The English luxury brand has reported a 5% increase in revenue, to US$103 million for the period compared to US$98.million in 2014, year-on-year.

Gross profit margin for the period was up 1.6% to 61.5%, compared to 59.9% in 2014. Profit before tax was US$151,000. In 2014, Mulberry’s reported loss before tax of US$1.67 million.

The brand reported digital sales to be up 20% for the period, representing 12% of Group sales, compared to 10% in 2014: 10%.

Mulberry has been focusing on regaining momentum within its single largest category, women’s handbags, for the past 18 months. According to reports, the company’s results also reflect efficiency gains in its UK factories, which now produce about 50% of the handbags.
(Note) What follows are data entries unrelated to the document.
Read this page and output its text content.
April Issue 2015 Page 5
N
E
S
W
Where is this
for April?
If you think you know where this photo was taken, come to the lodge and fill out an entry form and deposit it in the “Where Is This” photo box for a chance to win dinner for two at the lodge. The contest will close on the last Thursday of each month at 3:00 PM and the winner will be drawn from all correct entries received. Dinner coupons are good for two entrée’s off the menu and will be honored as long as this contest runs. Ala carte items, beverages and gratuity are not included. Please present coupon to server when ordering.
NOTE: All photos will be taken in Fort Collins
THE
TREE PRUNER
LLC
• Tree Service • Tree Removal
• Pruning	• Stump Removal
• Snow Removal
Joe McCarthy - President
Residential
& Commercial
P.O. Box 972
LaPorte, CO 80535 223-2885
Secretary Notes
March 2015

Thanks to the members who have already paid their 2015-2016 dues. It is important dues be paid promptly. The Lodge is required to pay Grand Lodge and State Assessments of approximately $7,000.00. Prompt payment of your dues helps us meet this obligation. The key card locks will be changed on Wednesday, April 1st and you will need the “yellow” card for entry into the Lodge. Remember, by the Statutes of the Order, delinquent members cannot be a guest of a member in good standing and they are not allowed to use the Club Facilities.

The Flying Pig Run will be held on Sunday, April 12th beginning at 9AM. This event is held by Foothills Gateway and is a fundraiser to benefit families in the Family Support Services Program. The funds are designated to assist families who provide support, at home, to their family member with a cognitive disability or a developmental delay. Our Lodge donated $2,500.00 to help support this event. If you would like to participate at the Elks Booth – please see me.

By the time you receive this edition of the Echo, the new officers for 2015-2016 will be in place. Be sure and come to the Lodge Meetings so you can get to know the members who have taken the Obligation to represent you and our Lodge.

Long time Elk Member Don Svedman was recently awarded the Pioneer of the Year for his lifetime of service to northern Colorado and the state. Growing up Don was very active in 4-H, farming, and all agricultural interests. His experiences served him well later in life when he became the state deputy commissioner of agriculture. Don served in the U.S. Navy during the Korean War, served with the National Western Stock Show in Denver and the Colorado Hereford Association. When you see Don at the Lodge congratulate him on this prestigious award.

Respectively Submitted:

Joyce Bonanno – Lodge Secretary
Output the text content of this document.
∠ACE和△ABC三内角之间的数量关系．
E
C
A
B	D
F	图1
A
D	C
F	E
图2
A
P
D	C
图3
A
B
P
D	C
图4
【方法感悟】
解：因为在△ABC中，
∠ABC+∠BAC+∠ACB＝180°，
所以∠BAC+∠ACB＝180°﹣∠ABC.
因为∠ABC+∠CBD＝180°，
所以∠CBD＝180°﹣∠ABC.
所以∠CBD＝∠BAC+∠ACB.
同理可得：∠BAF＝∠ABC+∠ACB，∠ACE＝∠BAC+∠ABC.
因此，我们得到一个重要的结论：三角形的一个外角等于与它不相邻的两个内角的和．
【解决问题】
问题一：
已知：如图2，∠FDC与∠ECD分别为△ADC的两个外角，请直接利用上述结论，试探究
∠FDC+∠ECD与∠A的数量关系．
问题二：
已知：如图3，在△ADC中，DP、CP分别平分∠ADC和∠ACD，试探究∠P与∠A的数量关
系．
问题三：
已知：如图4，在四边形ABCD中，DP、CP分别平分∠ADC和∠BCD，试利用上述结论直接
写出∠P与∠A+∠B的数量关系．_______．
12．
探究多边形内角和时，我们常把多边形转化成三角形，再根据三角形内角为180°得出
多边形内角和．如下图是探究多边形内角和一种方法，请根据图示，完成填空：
Despite the encouraging results and positive growth, little change has been noticed in the stock markets this morning (December 10). “It may be, slowly, winning back customers but investors remained nonplussed by Mulberry this Thursday, even with the promise of rising sales in the run up to Christmas and a slender £100,000 (US$151,000) half year pre-tax profit, up from the £1.1 million (US$1.67 million) loss this time last year, sending the stock around half a percent lower as the day continued”, according to Connor Campbell, Senior Market Analyst at Spreadex speaking to ILM.

In July, former Céline Accessories Design Director, Johnny Coca, became Mulberry’s new Creative Director and is to showcase his first Mulberry collection as part of London Fashion Week in February 2016.

“Our strategy is beginning to deliver tangible results in line with our expectations. We look forward to Johnny Coca’s first Mulberry collection which will emphasise our Britishness and our heritage in leather, whilst delivering great quality within our targeted price range. We remain committed to our UK manufacturing base and look forward to the Mulberry brand fulfilling its potential both in the UK and internationally”, said Thierry Andretta, Mulberry’s CEO.